In more recent years, with the advent of ultrasound technology, amniocentesis, and prenatal screening tests, more and more women have been able to identify fetuses with atypical characteristics in utero. Ultrasound technology emerged in the 1960s, though it was not used in a routine manner until the 1980s. Blood tests that offered a probability of a fetus having Down syndrome or other conditions emerged in the late 1980s, and again, the link between these tests and abortion continued. In the past, definitive diagnosis of chromosomal conditions could only come via chorionic villa sampling (CVS) or amniocentesis, both procedures that pose some risk to the life of the fetus. As a result, doctors and women always considered the risk of miscarriage or harm to the fetus, and many women who didn't want the option of abortion declined the tests.
Now women can choose a noninvasive blood test, which researchers claim can diagnose Down syndrome and other trisomies during the first trimester of pregnancy with 99 percent accuracy. (Doctors still recommend a follow up diagnostic test, which is 99.99 percent accurate.)
As Erika Check Hayden wrote for Nature, "Observers expect the advantages of the non-invasive tests to expand the pool of women who opt for prenatal genetic screening in the United States each year from fewer than 100,000 to as many as 3 million." These new tests bring up the same ethical questions that have existed around abortion and genetic conditions for years, and yet they do so in an unprecedented way because the test is both safe and available early in pregnancy.

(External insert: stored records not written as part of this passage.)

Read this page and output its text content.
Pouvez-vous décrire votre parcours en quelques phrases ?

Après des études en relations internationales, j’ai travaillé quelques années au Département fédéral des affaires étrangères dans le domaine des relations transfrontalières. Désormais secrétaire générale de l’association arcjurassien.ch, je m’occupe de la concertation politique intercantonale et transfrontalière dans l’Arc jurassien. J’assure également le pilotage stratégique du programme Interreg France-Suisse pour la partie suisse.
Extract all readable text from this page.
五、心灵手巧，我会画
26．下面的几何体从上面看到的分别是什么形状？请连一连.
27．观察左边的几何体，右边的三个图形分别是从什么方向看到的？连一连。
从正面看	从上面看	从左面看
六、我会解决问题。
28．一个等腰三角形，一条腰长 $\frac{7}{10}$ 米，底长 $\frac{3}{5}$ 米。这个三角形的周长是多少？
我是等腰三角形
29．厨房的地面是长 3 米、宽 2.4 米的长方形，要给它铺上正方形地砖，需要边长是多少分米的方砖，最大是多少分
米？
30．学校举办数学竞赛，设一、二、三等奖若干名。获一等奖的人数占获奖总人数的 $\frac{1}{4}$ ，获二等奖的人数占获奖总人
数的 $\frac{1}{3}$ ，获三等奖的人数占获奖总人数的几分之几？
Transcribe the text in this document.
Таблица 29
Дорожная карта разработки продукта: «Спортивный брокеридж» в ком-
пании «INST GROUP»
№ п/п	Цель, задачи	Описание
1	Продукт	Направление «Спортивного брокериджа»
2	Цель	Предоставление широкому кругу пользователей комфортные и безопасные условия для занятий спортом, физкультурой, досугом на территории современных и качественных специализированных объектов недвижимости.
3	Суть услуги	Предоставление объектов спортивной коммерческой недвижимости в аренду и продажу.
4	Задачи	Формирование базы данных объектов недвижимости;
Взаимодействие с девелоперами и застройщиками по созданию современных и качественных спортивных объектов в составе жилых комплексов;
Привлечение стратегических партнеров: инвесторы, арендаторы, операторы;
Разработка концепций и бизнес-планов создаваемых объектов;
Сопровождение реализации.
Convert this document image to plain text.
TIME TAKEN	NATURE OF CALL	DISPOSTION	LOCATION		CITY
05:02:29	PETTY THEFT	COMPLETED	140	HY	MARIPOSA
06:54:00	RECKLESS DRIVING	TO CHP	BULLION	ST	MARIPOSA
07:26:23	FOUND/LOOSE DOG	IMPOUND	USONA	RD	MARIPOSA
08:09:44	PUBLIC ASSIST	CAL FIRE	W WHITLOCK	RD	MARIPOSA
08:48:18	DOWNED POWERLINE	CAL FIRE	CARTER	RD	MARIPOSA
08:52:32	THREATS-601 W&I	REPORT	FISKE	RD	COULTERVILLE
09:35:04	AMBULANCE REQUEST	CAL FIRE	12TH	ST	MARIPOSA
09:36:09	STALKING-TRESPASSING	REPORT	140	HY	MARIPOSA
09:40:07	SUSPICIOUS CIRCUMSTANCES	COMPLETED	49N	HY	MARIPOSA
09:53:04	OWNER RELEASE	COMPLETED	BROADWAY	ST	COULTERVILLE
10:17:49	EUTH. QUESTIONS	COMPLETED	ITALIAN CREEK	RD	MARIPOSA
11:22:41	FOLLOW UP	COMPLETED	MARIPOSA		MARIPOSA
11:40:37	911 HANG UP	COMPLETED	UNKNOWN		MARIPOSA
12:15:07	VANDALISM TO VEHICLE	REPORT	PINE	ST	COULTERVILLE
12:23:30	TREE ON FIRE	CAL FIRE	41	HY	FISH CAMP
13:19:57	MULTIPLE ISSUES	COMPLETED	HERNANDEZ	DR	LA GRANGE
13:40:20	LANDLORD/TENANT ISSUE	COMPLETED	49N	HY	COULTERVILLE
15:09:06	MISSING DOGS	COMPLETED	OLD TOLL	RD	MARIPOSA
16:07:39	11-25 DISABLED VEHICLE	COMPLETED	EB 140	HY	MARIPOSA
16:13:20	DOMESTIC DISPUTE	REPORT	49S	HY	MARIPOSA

Currently somewhere between 70 and 85 percent of women in the United States with a prenatal diagnosis of Down syndrome choose abortion. But even though prenatal testing has advanced in accuracy and availability, the number of women who aborted used to be higher. Perhaps more women are using prenatal testing for the purpose of preparation -- medically and emotionally -- rather than as a route towards termination.
The same liberal social forces that led to the legalization of abortion forty years ago have also led to social progress for many individuals with disabilities, including those with Down syndrome. Due to legislation such as the Americans with Disabilities Act (ADA) and Individuals with Disabilities Education Act (IDEA, and its predecessor, The Education for All Handicapped Children Act), children and adults with disabilities have rights they never before could have imagined. Medical advances have also led to significant gains for individuals with Down syndrome. In the past thirty years, their life expectancy has doubled. With Early Intervention and inclusion in schools and other social settings, individuals with Down syndrome have also made cognitive gains that have led to greater independence as adults.
Certainly people with Down syndrome and other genetic conditions still suffer social stigma and physical difficulties. But life for a person with Down syndrome has never been more promising than it is today. Knowing the personal reality now that I didn't seven years ago -- of a daughter who loves reading, who squabbles with her little brother and tries to take care of her little sister, and has braces on her ankles and glasses on her nose and loves to dance -- I've come to see that my fears were largely unfounded.
Recent demand has led to market gains for biotechnology companies like Sequenom, which developed the blood test to detect Down's syndrome, and most insurers cover prenatal screening and subsequent diagnostic tests. So it is in the midst of these historical, economic, and medical forces that parents must consider the proper place for these tests in offering the information they need to care for their children.